Configuring aerc
I finally migrated from mutt
to aerc
for my TUI-based email needs. This is how I set up authentication.
Gmail
There are two ways to authenticate to Gmail: using an application password and using OAuth. The former is not ideal because the access is scoped to the entire Google account rather than just reading and writing email. The latter is not ideal because it’s difficult to set up, but I did it that way so wanted to write it down somewhere.
Generate an OAuth Token
Visit console.cloud.google.com
and create a new project with a sensible name (e.g. “aerc”) and unique project ID.
Then under “APIs and services”, we need to create a credential and OAuth consent screen, in reverse order. The consent screen is cosmetic, no need to add any scopes, just fill in the mandatory fields and include your own account as a test user. Once done, create an OAuth credential of type “Desktop”.
Generate a Refresh Token
Now we have an OAuth client ID and client secret.
This authenticates the application, not an end user; we have to now authenticate an end user (ourself) to the application with the correct scope.
One way to do this is to run auth-source-xoauth2
’s google-oauth
tool.
make ... ./oauth -client-id "{client_id}" -client-secret "{client_secret}" Visit the URL for the auth dialog: https://accounts.google.com/o/oauth2/v2/auth?access_type=offline&... YYYY/MM/DD HH:MM:SS Got "/?state=state&code=...&scope=https://mail.google.com/" AccessToken: ... TokenType: Bearer RefreshToken: ... Expiry: ...

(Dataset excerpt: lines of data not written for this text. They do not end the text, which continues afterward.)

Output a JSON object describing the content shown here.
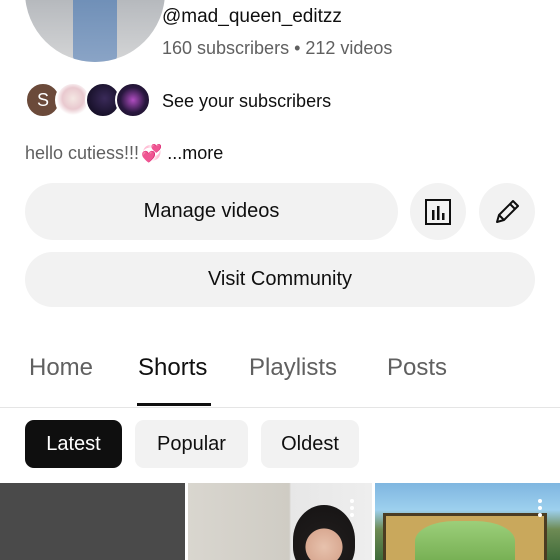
{
  "channel": {
    "handle": "@mad_queen_editzz",
    "stats": "160 subscribers • 212 videos",
    "subscriber_initial": "S",
    "see_subscribers": "See your subscribers",
    "bio_text": "hello cutiess!!!",
    "bio_more": "...more"
  },
  "buttons": {
    "manage_videos": "Manage videos",
    "visit_community": "Visit Community",
    "analytics_icon": "bar-chart-icon",
    "edit_icon": "pencil-icon"
  },
  "tabs": [
    {
      "label": "Home",
      "active": false
    },
    {
      "label": "Shorts",
      "active": true
    },
    {
      "label": "Playlists",
      "active": false
    },
    {
      "label": "Posts",
      "active": false
    }
  ],
  "filters": [
    {
      "label": "Latest",
      "active": true
    },
    {
      "label": "Popular",
      "active": false
    },
    {
      "label": "Oldest",
      "active": false
    }
  ],
  "colors": {
    "primary_text": "#0f0f0f",
    "secondary_text": "#606060",
    "chip_bg": "#f2f2f2",
    "active_chip_bg": "#0f0f0f",
    "heart": "#e83d8a"
  }
}
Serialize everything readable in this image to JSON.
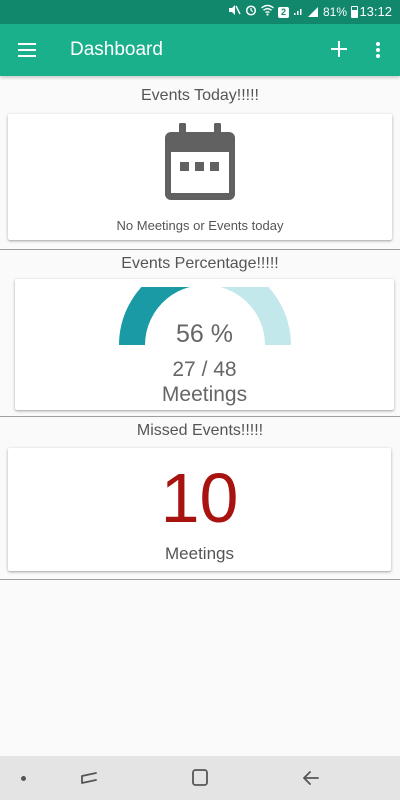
{
  "status_bar": {
    "badge": "2",
    "battery": "81%",
    "time": "13:12"
  },
  "app_bar": {
    "title": "Dashboard",
    "menu_icon": "menu-icon",
    "add_icon": "add-icon",
    "more_icon": "more-vert-icon"
  },
  "events_today": {
    "title": "Events Today!!!!!",
    "icon": "calendar-icon",
    "message": "No Meetings or Events today"
  },
  "events_percentage": {
    "title": "Events Percentage!!!!!",
    "percent_label": "56 %",
    "progress_fraction": 0.56,
    "count_label": "27 / 48",
    "unit": "Meetings",
    "fill_color": "#1a9aa4",
    "track_color": "#c3e8ec"
  },
  "missed_events": {
    "title": "Missed Events!!!!!",
    "count": "10",
    "unit": "Meetings",
    "count_color": "#a8120f"
  },
  "colors": {
    "primary": "#1bb08c",
    "primary_dark": "#11876c"
  },
  "nav_bar": {
    "icons": [
      "dot-icon",
      "recents-icon",
      "home-icon",
      "back-icon"
    ]
  }
}
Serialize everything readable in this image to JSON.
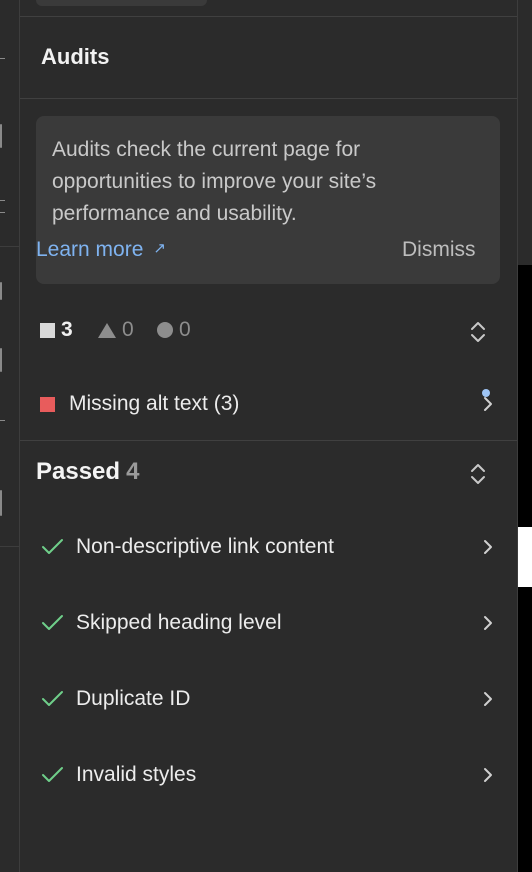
{
  "panel": {
    "title": "Audits"
  },
  "info": {
    "text": "Audits check the current page for opportunities to improve your site’s performance and usability.",
    "learn_more": "Learn more",
    "dismiss": "Dismiss"
  },
  "counts": {
    "errors": "3",
    "warnings": "0",
    "notices": "0"
  },
  "issues": [
    {
      "label": "Missing alt text (3)",
      "color": "#e85c5c"
    }
  ],
  "passed": {
    "title": "Passed",
    "count": "4",
    "items": [
      {
        "label": "Non-descriptive link content"
      },
      {
        "label": "Skipped heading level"
      },
      {
        "label": "Duplicate ID"
      },
      {
        "label": "Invalid styles"
      }
    ]
  },
  "colors": {
    "accent_link": "#7fb3f0",
    "error": "#e85c5c",
    "check": "#6fcf8a"
  }
}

Build Account Configuration
We now have enough to construct aerc
’s source
URL. From aerc-imap(5)
,
source = <scheme>://<username>[:<password>]@<hostname>[:<port>]?[<oauth2_params>]

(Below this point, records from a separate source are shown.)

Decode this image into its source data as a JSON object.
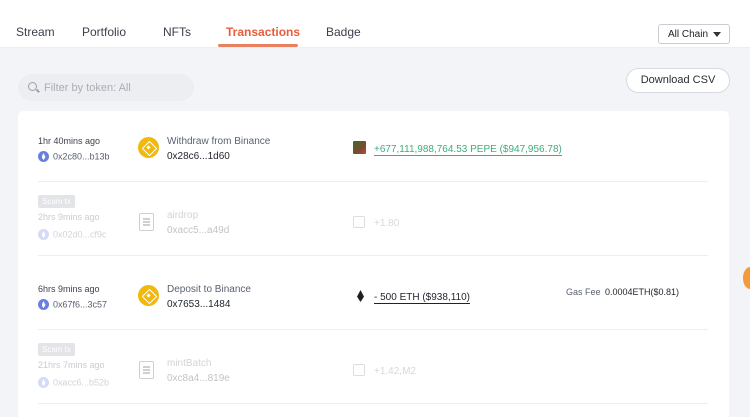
{
  "tabs": [
    {
      "label": "Stream"
    },
    {
      "label": "Portfolio"
    },
    {
      "label": "NFTs"
    },
    {
      "label": "Transactions"
    },
    {
      "label": "Badge"
    }
  ],
  "active_tab": "Transactions",
  "chain_select": {
    "value": "All Chain"
  },
  "filter": {
    "placeholder": "Filter by token: All"
  },
  "download_button": "Download CSV",
  "transactions": [
    {
      "time": "1hr 40mins ago",
      "address": "0x2c80...b13b",
      "label": "Withdraw from Binance",
      "hash": "0x28c6...1d60",
      "amount": "+677,111,988,764.53 PEPE ($947,956.78)",
      "amount_color": "#3dae79"
    },
    {
      "scam_badge": "Scam tx",
      "time": "2hrs 9mins ago",
      "address": "0x02d0...cf9c",
      "label": "airdrop",
      "hash": "0xacc5...a49d",
      "amount": "+1.80"
    },
    {
      "time": "6hrs 9mins ago",
      "address": "0x67f6...3c57",
      "label": "Deposit to Binance",
      "hash": "0x7653...1484",
      "amount": "- 500 ETH ($938,110)",
      "gas_label": "Gas Fee",
      "gas_value": "0.0004ETH($0.81)"
    },
    {
      "scam_badge": "Scam tx",
      "time": "21hrs 7mins ago",
      "address": "0xacc6...b52b",
      "label": "mintBatch",
      "hash": "0xc8a4...819e",
      "amount": "+1.42,M2"
    }
  ],
  "icons": {
    "search": "search-icon",
    "chain_dropdown": "chevron-down-icon",
    "binance": "binance-icon",
    "contract": "contract-icon",
    "ethereum": "ethereum-icon",
    "token_pepe": "pepe-token-icon"
  },
  "colors": {
    "accent": "#e85d3a",
    "gain": "#3dae79",
    "binance": "#f0b90b"
  }
}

and since we’ll use imaps+oauthbearer
as the scheme which has token_endpoint
, client_id
, client_secret
and scope
as optional parameters, the URL will look like
imaps+oauthbearer://{username}:{refresh_token}@imap.gmail.com?token_endpoint=https%3A%2F%2Foauth2.googleapis.com%2Ftoken&client_id={client_id}&client_secret={client_secret}
where each variable above is URL-encoded, e.g. username%40gmail.com
for the username
.
This means the refresh_token
almost certainly has to be URL-encoded too. No need to set the port, we use the default of 993.
The outgoing
URL is almost the same (from aerc-smtp(5)
),
smtps+oauthbearer://{username}:{refresh_token}@smtp.gmail.com:465?token_endpoint=https%3A%2F%2Foauth2.googleapis.com%2Ftoken&client_id={client_id}&client_secret={client_secret}
where only the scheme, hostname and port changed. Again, no need to set the port, we use the default of 465 (for SMTPS, not 587 for STARTTLS).

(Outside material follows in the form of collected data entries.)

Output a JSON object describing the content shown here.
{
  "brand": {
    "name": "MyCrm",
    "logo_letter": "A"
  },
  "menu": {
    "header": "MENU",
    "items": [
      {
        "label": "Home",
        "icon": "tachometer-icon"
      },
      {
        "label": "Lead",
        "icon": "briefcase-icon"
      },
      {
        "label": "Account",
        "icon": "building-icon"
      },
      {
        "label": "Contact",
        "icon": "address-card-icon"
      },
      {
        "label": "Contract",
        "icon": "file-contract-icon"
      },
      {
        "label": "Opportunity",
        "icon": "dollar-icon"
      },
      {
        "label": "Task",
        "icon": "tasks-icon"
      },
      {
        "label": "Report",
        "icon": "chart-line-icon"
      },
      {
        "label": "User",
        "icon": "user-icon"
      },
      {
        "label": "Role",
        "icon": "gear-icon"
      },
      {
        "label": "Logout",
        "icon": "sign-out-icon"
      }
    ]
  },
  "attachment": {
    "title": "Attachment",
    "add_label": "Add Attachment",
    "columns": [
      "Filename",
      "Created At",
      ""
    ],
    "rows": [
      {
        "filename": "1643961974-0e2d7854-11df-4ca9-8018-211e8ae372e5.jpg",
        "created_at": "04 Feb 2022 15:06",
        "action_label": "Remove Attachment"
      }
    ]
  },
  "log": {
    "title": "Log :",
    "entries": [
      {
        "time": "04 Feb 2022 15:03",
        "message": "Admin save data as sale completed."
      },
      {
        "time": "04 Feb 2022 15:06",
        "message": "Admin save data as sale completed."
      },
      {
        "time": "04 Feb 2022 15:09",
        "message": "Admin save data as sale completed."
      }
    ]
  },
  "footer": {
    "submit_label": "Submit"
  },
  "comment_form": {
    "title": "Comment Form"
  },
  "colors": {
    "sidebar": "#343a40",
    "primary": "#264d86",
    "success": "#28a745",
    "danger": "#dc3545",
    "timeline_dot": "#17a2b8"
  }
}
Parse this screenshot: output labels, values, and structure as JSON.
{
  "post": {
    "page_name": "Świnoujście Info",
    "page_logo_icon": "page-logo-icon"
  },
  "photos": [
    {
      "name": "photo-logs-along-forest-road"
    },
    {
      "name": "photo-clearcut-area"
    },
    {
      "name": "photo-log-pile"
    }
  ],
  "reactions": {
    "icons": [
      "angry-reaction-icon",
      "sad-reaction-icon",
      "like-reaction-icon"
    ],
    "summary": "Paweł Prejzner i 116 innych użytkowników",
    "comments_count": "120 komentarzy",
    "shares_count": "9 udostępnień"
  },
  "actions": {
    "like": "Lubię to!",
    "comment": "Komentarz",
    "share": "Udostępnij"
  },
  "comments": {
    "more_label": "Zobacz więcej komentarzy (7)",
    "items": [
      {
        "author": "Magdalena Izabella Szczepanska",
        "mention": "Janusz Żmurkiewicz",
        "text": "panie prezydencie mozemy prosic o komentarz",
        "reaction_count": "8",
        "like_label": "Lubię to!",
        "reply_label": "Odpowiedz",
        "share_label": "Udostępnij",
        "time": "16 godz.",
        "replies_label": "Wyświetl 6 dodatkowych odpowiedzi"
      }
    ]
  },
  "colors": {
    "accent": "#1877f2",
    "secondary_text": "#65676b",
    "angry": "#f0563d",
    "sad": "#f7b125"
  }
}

One drawback of this is that secrets end up in the configuration file. This can be partially mitigated by using source-cred-cmd
and outgoing-cred-cmd
which will replace the password component of the URL (for us, the refresh_token
) with the standard out of the program we specify. For example,
source = imaps+oauthbearer://{username}@imap.gmail.com?token_endpoint=https%3A%2F%2Foauth2.googleapis.com%2Ftoken&client_id={client_id}&client_secret={client_secret} outgoing = smtps+oauthbearer://{username}@smtp.gmail.com?token_endpoint=https%3A%2F%2Foauth2.googleapis.com%2Ftoken&client_id={client_id}&client_secret={client_secret} source-cred-cmd = pass mail/oauth/mail.google.com | head -n 1 outgoing-cred-cmd = pass mail/oauth/mail.google.com | head -n 1 default = INBOX folders-sort = INBOX postpone = [Gmail]/Drafts from = {name} <{username}> cache-headers = true
where the refresh token is not URL-encoded, aerc
will do that for us now. This still leaves the client secret, which there’s nothing we can do about.
maths.tcd.ie
This is much simpler. Use
source = imaps://{username}@imap.maths.tcd.ie outgoing = smtp://{username}@smtp.maths.tcd.ie source-cred-cmd = pass mail/maths.tcd.ie | head -n 1 outgoing-cred-cmd = pass mail/maths.tcd.ie | head -n 1 from = {name} <{username}@maths.tcd.ie> default = INBOX copy-to = Sent cache-headers = true
where {username}
doesn’t include the domain (i.e. not like the Gmail configuration above).
References
There are a few other resources for this, such as Setting up Gmail on aerc, How to setup aerc with Gmail and OAuth2 and the aerc wiki. I found them helpful but I ended up deviating from them in different ways.